You can pick up the Back To Hell DLC here on Steam for £11.39/$15, as part of a respectably discounted bundle along with all other DLC and the deluxe edition of the game here, and newcomers might want to just stick to the basics, with the core game discounted down to £13.49/$18 here, the lowest Steel Division has sold for.


  1. Hunchback says:

    As a huge fan of COH, i am quite interested in this… Anyone with experience in both could provide some insight?

    • GrinningD says:

      In a nutshell it is CoH writ large with no bases.

      You prepare your division before a battle and then deploy the units as reserves throughout the game based on points system.

      Check out youtubers Rangroo, Khan Ulric and VulcanHD and have a watch of one of their shoutcasts.

    • Rich says:

      In case you haven’t tried it, the Origins DLC that ports the original Men of War into Men of War Assault Squad 2 is a lot of fun. I bounced right off Men of War in its original form, since it was so fiddly, but the port seems to have tightened the mechanics up considerably. Sadly the voice acting is as rubbish as ever.

    • lich0 says:

      I’d say Steel Division is closer to Close Combat than CoH, with a more realistic approach to combat. Vehicles have no healthbars, battles take place on a larger scale, engagements happen on higher ranges, you control more units, have access to more unit types, and have much more control over artillery and air support. You need to take account of logistics to some extent, since units don’t have unlimited ammo. There is no base building at all.

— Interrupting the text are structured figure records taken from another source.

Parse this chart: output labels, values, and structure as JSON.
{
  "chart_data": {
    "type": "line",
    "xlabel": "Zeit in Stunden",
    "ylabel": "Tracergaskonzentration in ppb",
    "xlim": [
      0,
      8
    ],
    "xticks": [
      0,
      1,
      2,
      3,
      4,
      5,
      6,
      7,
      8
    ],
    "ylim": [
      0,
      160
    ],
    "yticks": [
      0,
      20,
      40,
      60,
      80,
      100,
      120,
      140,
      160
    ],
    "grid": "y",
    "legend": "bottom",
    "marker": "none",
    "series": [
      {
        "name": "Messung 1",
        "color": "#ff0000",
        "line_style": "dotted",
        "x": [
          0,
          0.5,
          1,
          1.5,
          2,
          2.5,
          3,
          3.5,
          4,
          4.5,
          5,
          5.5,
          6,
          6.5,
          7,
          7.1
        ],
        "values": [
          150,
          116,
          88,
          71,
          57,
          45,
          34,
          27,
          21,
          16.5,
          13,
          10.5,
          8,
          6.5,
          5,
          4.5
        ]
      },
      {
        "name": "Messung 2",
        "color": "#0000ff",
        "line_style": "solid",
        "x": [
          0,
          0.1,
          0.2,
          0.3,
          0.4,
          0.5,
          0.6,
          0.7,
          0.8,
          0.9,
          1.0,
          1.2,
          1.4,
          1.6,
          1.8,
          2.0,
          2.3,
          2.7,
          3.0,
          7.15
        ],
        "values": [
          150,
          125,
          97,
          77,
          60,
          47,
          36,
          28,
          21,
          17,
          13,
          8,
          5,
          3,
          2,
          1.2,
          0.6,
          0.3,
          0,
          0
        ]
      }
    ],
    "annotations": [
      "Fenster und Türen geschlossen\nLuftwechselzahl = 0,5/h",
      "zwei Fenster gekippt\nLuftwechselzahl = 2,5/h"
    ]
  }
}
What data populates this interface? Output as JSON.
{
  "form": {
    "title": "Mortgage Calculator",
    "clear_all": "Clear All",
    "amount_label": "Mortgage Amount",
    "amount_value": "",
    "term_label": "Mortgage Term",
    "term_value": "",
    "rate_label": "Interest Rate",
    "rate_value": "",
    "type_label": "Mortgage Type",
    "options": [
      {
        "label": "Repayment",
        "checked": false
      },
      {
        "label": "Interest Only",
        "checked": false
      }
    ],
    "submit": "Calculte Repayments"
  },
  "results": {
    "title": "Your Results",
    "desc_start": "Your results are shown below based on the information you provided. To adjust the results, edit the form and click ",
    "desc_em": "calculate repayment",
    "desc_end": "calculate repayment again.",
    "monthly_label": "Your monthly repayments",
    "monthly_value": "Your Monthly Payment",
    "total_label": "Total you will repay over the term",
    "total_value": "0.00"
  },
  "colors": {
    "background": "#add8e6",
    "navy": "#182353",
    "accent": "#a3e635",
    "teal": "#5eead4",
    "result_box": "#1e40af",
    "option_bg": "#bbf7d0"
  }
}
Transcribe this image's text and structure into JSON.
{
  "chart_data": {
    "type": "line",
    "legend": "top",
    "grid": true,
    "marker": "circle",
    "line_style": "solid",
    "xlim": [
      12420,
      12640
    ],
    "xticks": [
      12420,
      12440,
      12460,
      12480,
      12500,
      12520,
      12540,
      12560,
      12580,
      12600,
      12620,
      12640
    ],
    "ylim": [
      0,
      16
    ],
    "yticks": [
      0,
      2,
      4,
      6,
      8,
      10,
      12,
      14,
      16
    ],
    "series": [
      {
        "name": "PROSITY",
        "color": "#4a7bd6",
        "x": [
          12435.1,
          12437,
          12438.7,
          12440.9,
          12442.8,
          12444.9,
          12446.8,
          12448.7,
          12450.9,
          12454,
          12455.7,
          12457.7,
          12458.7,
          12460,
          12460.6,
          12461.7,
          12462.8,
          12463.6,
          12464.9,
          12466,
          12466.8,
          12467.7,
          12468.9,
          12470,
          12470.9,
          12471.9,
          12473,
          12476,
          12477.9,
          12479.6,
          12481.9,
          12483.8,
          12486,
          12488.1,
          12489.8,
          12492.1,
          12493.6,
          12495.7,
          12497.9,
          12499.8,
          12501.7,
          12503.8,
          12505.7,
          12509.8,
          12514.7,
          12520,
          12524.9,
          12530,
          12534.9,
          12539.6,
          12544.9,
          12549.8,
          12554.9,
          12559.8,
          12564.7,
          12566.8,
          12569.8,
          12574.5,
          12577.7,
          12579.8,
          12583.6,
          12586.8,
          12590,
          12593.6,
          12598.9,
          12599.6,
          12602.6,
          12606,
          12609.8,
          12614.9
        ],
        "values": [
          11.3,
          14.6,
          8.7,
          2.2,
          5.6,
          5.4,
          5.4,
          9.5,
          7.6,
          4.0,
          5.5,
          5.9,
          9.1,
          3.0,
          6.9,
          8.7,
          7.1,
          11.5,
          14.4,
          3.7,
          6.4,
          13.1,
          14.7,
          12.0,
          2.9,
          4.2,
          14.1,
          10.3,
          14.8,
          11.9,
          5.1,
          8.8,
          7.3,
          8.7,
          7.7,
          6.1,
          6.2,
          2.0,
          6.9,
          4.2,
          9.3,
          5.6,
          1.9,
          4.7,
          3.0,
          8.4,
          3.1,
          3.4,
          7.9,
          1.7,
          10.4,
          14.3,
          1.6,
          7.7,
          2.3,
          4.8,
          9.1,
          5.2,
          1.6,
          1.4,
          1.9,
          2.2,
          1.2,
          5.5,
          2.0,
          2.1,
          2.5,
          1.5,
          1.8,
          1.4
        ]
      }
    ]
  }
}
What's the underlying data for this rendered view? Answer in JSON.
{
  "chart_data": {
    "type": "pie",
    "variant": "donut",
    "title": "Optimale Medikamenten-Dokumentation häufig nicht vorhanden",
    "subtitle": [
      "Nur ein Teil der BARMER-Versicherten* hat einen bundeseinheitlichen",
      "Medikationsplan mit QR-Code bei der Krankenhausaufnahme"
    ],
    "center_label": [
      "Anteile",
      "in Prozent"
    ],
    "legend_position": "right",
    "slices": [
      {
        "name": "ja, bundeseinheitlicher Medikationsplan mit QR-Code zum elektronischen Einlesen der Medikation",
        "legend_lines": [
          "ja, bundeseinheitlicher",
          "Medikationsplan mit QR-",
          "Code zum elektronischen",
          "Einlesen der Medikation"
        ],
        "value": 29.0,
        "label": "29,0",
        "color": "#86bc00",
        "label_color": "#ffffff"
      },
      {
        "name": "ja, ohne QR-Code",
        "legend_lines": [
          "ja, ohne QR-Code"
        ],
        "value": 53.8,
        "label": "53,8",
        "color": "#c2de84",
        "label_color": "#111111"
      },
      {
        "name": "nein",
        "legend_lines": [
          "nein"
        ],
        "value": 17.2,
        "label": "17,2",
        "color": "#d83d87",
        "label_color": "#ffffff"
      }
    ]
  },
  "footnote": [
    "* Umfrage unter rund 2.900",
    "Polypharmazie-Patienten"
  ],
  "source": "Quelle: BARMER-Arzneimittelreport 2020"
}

      There are some similarities between the two, like the cover system, LoS being obstructed by the environment, possibility to garrison buildings with infantry, but SD has a morale system on top of that. Your units, including armour, can panic and retreat.

      From a gameplay perspective, SD can be as intense as CoH, if not more. I find tank battles particularly exciting. Since engagements in SD are larger it’s less about microing single units and more about tactical manoeuvres, reckon and utilising arty/air support. It is worth mentioning that the AI is pretty good.

  2. pookie101 says:

    I might pick this DLC up next pay day. I’ve always played their games single player and basically they gave up on that form of play until now

  3. Slazia says:

    I really like this game, but nobody plays it.

    I was really hoping they would add options so we could play smaller battles (as you can with Wargame: RD), but all the 10v10 games end up being massive spam fights.

    I bought this game at launch and guess I was hoping for more customization.

  4. gmx0 says:

    The thing that’s preventing me from playing this game is its title just sounds like your trite World War 2 strategy game. I’m sick of playing in that particular historical era. If they did something like another war, or even better, alternate history, or even Act of War in that engine, I would be more interested.

    • mavrik says:

      Their previous games take Cold War era as their basis and are awesome – it’s rare to see and play with really dangerous things like T-72 and Abrams tanks in a realistic RTS.

      I’d recommend Wargame: Airland Battle for that :)

  5. Cartras says:

    I like the game, I don’t regret buying it and playing it (single player only!), but it just doesn’t click for me like WG:RD does. I miss the campaign map, the multi-turn/day battles over the same real estate and capture zones, and the sense of each battle contributing to the overall campaign. I hope the next “Wargame:xxx” title is in development.